In an earlier post, I talked about bid challenges and rejections being one of the “hidden dangers” of failing to understand and follow DBE regulations.  I explained how strict minority set asides or quotas are almost always unconstitutional.  In fact, the DOT DBE regulations explicitly state that the DBE goals are not quotas. Rather, they are goals that contractors must use “good-faith efforts” to achieve. A State Transportation agency cannot reject a bid because it fails to include a commitment to subcontract work that meets or exceeds the stated DBE goal. However, for its bid to be accepted, the contractor must be able to demonstrate “good faith efforts” in attempting to meet the stated DBE contracting goal.

A Maryland case shows how one contractors lack of understanding of DBE regulations likely resulted in it losing an airport contract.  (For a detailed explanation of the case visit  In that case, the Maryland Aviation Administration issued an Invitation for Bids for fence installation and repair at two airports. The Invitation for Bids stated a DBE participation goal of 15%.

Fence Connection, Inc. was the apparent low-bidder and stated that 25% of its subcontracted work would be performed by a single DBE subcontractor.  However, the because the DBE was a supplier only 60% of the value of the work subcontracted to the DBE could be counted towards Fence Connection, Inc.’s DBE goal.  MAA rejected the bid believing that it was not possible for Fence Connection to meet the stated DBE goal using the fuel supplier because Fence Connection could not accurately state the amount of fuel it would purchase from the DBE supplier.

Fence Connection appealed to the Maryland Board of Contract Appeals.  The Board of Appeals affirmed the MAA’s rejection of the bid Fence Connection “could not accurate calculate how much fuel it was use on the contract.”
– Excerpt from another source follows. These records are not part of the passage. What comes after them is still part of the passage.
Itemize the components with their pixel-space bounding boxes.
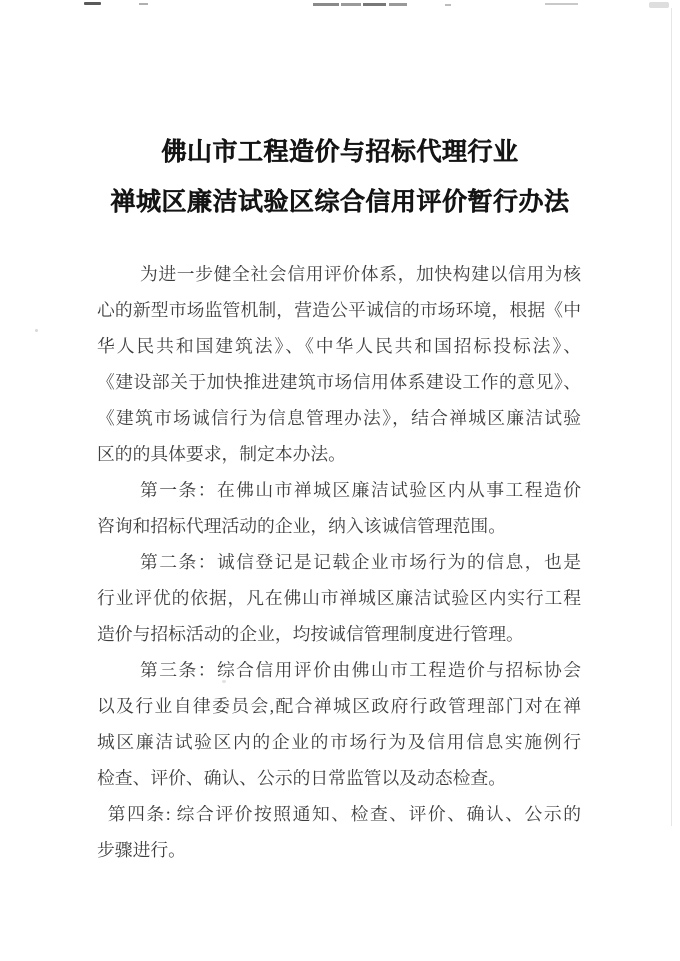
scan-speck (35, 329, 38, 332)
body-text-line: 《建筑市场诚信行为信息管理办法》，结合禅城区廉洁试验 (97, 408, 581, 428)
document-title-line-2: 禅城区廉洁试验区综合信用评价暂行办法 (110, 188, 570, 216)
body-text-line: 城区廉洁试验区内的企业的市场行为及信用信息实施例行 (97, 732, 581, 752)
body-text-line: 行业评优的依据，凡在佛山市禅城区廉洁试验区内实行工程 (97, 588, 581, 608)
body-text-line: 咨询和招标代理活动的企业，纳入该诚信管理范围。 (97, 516, 506, 536)
body-text-line: 第一条：在佛山市禅城区廉洁试验区内从事工程造价 (140, 480, 581, 500)
scan-smudge-mark (545, 3, 578, 5)
body-text-line: 第二条：诚信登记是记载企业市场行为的信息，也是 (140, 552, 581, 572)
scan-smudge-mark (389, 3, 407, 6)
scan-smudge-mark (341, 3, 361, 6)
body-text-line: 《建设部关于加快推进建筑市场信用体系建设工作的意见》、 (97, 372, 581, 392)
scan-edge-line (671, 8, 672, 826)
body-text-line: 华人民共和国建筑法》、《中华人民共和国招标投标法》、 (97, 336, 581, 356)
body-text-line: 心的新型市场监管机制，营造公平诚信的市场环境，根据《中 (97, 300, 581, 320)
body-text-line: 第三条：综合信用评价由佛山市工程造价与招标协会 (140, 660, 581, 680)
document-body (97, 256, 581, 868)
body-text-line: 步骤进行。 (97, 840, 186, 860)
scan-smudge-mark (313, 3, 339, 6)
scan-smudge-mark (649, 2, 669, 8)
body-text-line: 检查、评价、确认、公示的日常监管以及动态检查。 (97, 768, 506, 788)
scan-smudge-mark (363, 3, 386, 6)
scan-smudge-mark (84, 2, 101, 5)
body-text-line: 以及行业自律委员会,配合禅城区政府行政管理部门对在禅 (97, 696, 581, 716)
scan-smudge-mark (445, 4, 451, 6)
document-title-line-1: 佛山市工程造价与招标代理行业 (161, 138, 519, 166)
body-text-line: 区的的具体要求，制定本办法。 (97, 444, 346, 464)
document-title (0, 138, 680, 216)
body-text-line: 为进一步健全社会信用评价体系，加快构建以信用为核 (140, 264, 581, 284)
body-text-line: 第四条: 综合评价按照通知、检查、评价、确认、公示的 (107, 804, 581, 824)
scan-smudge-mark (139, 3, 148, 5)
body-text-line: 造价与招标活动的企业，均按诚信管理制度进行管理。 (97, 624, 524, 644)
Unfortunately for Fence Connection, its apparent lack of understanding of DBE regulations caused it to lose the bid.  How could Fence Connection saved its bid?  First, even if it could not exactly calculate the amount of fuel it intended to purchased it could have come close based upon past fuel usage and perhaps expert testimony.
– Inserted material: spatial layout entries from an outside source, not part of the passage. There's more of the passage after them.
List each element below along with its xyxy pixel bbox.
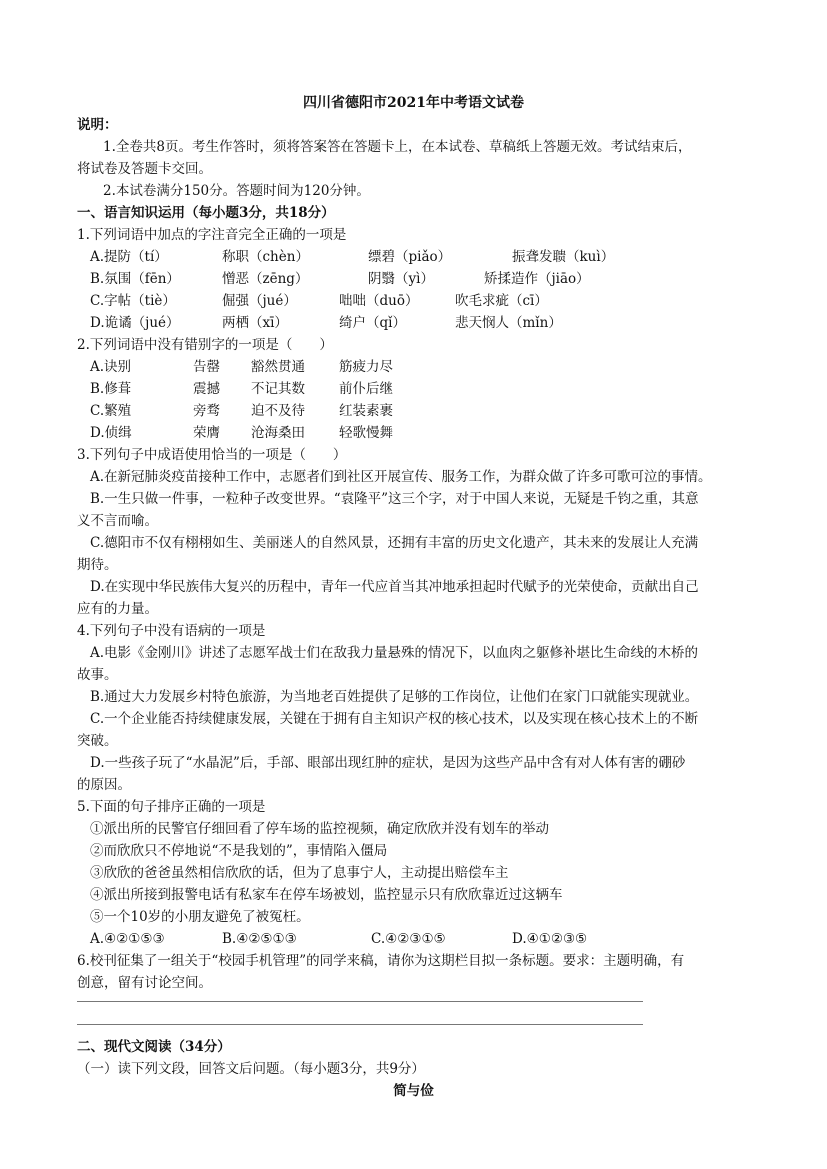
q3-option-b-line-1: B.一生只做一件事，一粒种子改变世界。“袁隆平”这三个字，对于中国人来说，无疑是千钧之重，其意 bbox=[90, 491, 699, 507]
q1-c-word-1: C.字帖（tiè） bbox=[90, 293, 176, 309]
q5-option-d: D.④①②③⑤ bbox=[512, 931, 588, 947]
q5-option-c: C.④②③①⑤ bbox=[371, 931, 446, 947]
q1-c-word-2: 倔强（jué） bbox=[222, 293, 297, 309]
q1-a-word-3: 缥碧（piǎo） bbox=[368, 249, 452, 265]
q2-a-word-3: 豁然贯通 bbox=[251, 359, 305, 375]
q5-sentence-1: ①派出所的民警官仔细回看了停车场的监控视频，确定欣欣并没有划车的举动 bbox=[90, 821, 549, 837]
q2-b-word-1: B.修葺 bbox=[90, 381, 132, 397]
q3-option-b-line-2: 义不言而喻。 bbox=[77, 513, 158, 529]
q3-stem: 3.下列句子中成语使用恰当的一项是（ ） bbox=[77, 447, 347, 463]
q2-b-word-3: 不记其数 bbox=[251, 381, 305, 397]
q3-option-d-line-1: D.在实现中华民族伟大复兴的历程中，青年一代应首当其冲地承担起时代赋予的光荣使命，贡献出自己 bbox=[90, 579, 699, 595]
q5-option-a: A.④②①⑤③ bbox=[90, 931, 165, 947]
q5-sentence-4: ④派出所接到报警电话有私家车在停车场被划，监控显示只有欣欣靠近过这辆车 bbox=[90, 887, 563, 903]
note-heading: 说明： bbox=[77, 117, 118, 133]
q4-option-a-line-1: A.电影《金刚川》讲述了志愿军战士们在敌我力量悬殊的情况下，以血肉之躯修补堪比生命线的木桥的 bbox=[90, 645, 699, 661]
q4-option-c-line-2: 突破。 bbox=[77, 733, 118, 749]
q1-d-word-3: 绮户（qǐ） bbox=[339, 315, 406, 331]
q3-option-c-line-2: 期待。 bbox=[77, 557, 118, 573]
q4-option-b: B.通过大力发展乡村特色旅游，为当地老百姓提供了足够的工作岗位，让他们在家门口就能实现就业。 bbox=[90, 689, 699, 705]
q2-stem: 2.下列词语中没有错别字的一项是（ ） bbox=[77, 337, 333, 353]
q4-stem: 4.下列句子中没有语病的一项是 bbox=[77, 623, 266, 639]
answer-line-2 bbox=[77, 1024, 643, 1025]
q2-b-word-2: 震撼 bbox=[193, 381, 220, 397]
q1-b-word-2: 憎恶（zēng） bbox=[222, 271, 309, 287]
q5-stem: 5.下面的句子排序正确的一项是 bbox=[77, 799, 266, 815]
passage-title: 简与俭 bbox=[393, 1083, 434, 1099]
q5-option-b: B.④②⑤①③ bbox=[222, 931, 297, 947]
q2-a-word-1: A.诀别 bbox=[90, 359, 132, 375]
q1-stem: 1.下列词语中加点的字注音完全正确的一项是 bbox=[77, 227, 347, 243]
q1-d-word-4: 悲天悯人（mǐn） bbox=[455, 315, 562, 331]
q2-d-word-4: 轻歌慢舞 bbox=[339, 425, 393, 441]
section-1-heading: 一、语言知识运用（每小题3分，共18分） bbox=[77, 205, 335, 221]
q2-c-word-1: C.繁殖 bbox=[90, 403, 132, 419]
q2-a-word-4: 筋疲力尽 bbox=[339, 359, 393, 375]
q1-b-word-3: 阴翳（yì） bbox=[368, 271, 434, 287]
note-1-line-2: 将试卷及答题卡交回。 bbox=[77, 161, 212, 177]
q1-a-word-1: A.提防（tí） bbox=[90, 249, 168, 265]
q3-option-d-line-2: 应有的力量。 bbox=[77, 601, 158, 617]
q1-c-word-3: 咄咄（duō） bbox=[339, 293, 419, 309]
q2-d-word-2: 荣膺 bbox=[193, 425, 220, 441]
q1-d-word-2: 两栖（xī） bbox=[222, 315, 288, 331]
note-2: 2.本试卷满分150分。答题时间为120分钟。 bbox=[103, 183, 370, 199]
q5-sentence-3: ③欣欣的爸爸虽然相信欣欣的话，但为了息事宁人，主动提出赔偿车主 bbox=[90, 865, 509, 881]
section-2-heading: 二、现代文阅读（34分） bbox=[77, 1039, 231, 1055]
q5-sentence-2: ②而欣欣只不停地说“不是我划的”，事情陷入僵局 bbox=[90, 843, 388, 859]
q2-c-word-2: 旁骛 bbox=[193, 403, 220, 419]
q5-sentence-5: ⑤一个10岁的小朋友避免了被冤枉。 bbox=[90, 909, 310, 925]
q2-c-word-3: 迫不及待 bbox=[251, 403, 305, 419]
q1-b-word-4: 矫揉造作（jiāo） bbox=[484, 271, 590, 287]
answer-line-1 bbox=[77, 1001, 643, 1002]
q4-option-d-line-1: D.一些孩子玩了“水晶泥”后，手部、眼部出现红肿的症状，是因为这些产品中含有对人体有害的硼砂 bbox=[90, 755, 686, 771]
q4-option-d-line-2: 的原因。 bbox=[77, 777, 131, 793]
q3-option-c-line-1: C.德阳市不仅有栩栩如生、美丽迷人的自然风景，还拥有丰富的历史文化遗产，其未来的发展让人充满 bbox=[90, 535, 699, 551]
note-1-line-1: 1.全卷共8页。考生作答时，须将答案答在答题卡上，在本试卷、草稿纸上答题无效。考试结束后， bbox=[103, 139, 692, 155]
part-1-instruction: （一）读下列文段，回答文后问题。（每小题3分，共9分） bbox=[77, 1061, 425, 1077]
exam-title: 四川省德阳市2021年中考语文试卷 bbox=[303, 95, 524, 111]
q2-b-word-4: 前仆后继 bbox=[339, 381, 393, 397]
q3-option-a: A.在新冠肺炎疫苗接种工作中，志愿者们到社区开展宣传、服务工作，为群众做了许多可歌可泣的事情。 bbox=[90, 469, 712, 485]
q2-c-word-4: 红装素裹 bbox=[339, 403, 393, 419]
q1-d-word-1: D.诡谲（jué） bbox=[90, 315, 180, 331]
q2-d-word-3: 沧海桑田 bbox=[251, 425, 305, 441]
q4-option-a-line-2: 故事。 bbox=[77, 667, 118, 683]
q1-a-word-4: 振聋发聩（kuì） bbox=[512, 249, 615, 265]
q6-line-2: 创意，留有讨论空间。 bbox=[77, 975, 212, 991]
q1-b-word-1: B.氛围（fēn） bbox=[90, 271, 180, 287]
q6-line-1: 6.校刊征集了一组关于“校园手机管理”的同学来稿，请你为这期栏目拟一条标题。要求：主题明确，有 bbox=[77, 953, 685, 969]
q4-option-c-line-1: C.一个企业能否持续健康发展，关键在于拥有自主知识产权的核心技术，以及实现在核心技术上的不断 bbox=[90, 711, 699, 727]
q2-d-word-1: D.侦缉 bbox=[90, 425, 132, 441]
q1-a-word-2: 称职（chèn） bbox=[222, 249, 309, 265]
q2-a-word-2: 告罄 bbox=[193, 359, 220, 375]
q1-c-word-4: 吹毛求疵（cī） bbox=[455, 293, 548, 309]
Second, outside of that calculation Fence Connection could still have come away with the contract if it demonstrated it used “good-faith efforts” to meet the stated DBE 15% goal and the DBE fuel supplier was all was the only reasonable candidate for subcontracting.  In order to do that, Fence Connection would need to have documented aggressive efforts to find DBE subcontractors to perform 15% of the work.  If it did so, Fence Connection should have been awarded the contract even if its DBE goal came in below 15%.  In other words, it could have argued that because it demonstrated good-faith efforts it is irrelevant if it met the 15% goal because under DBE regulations its bid cannot be rejected solely for failing to meet the goal.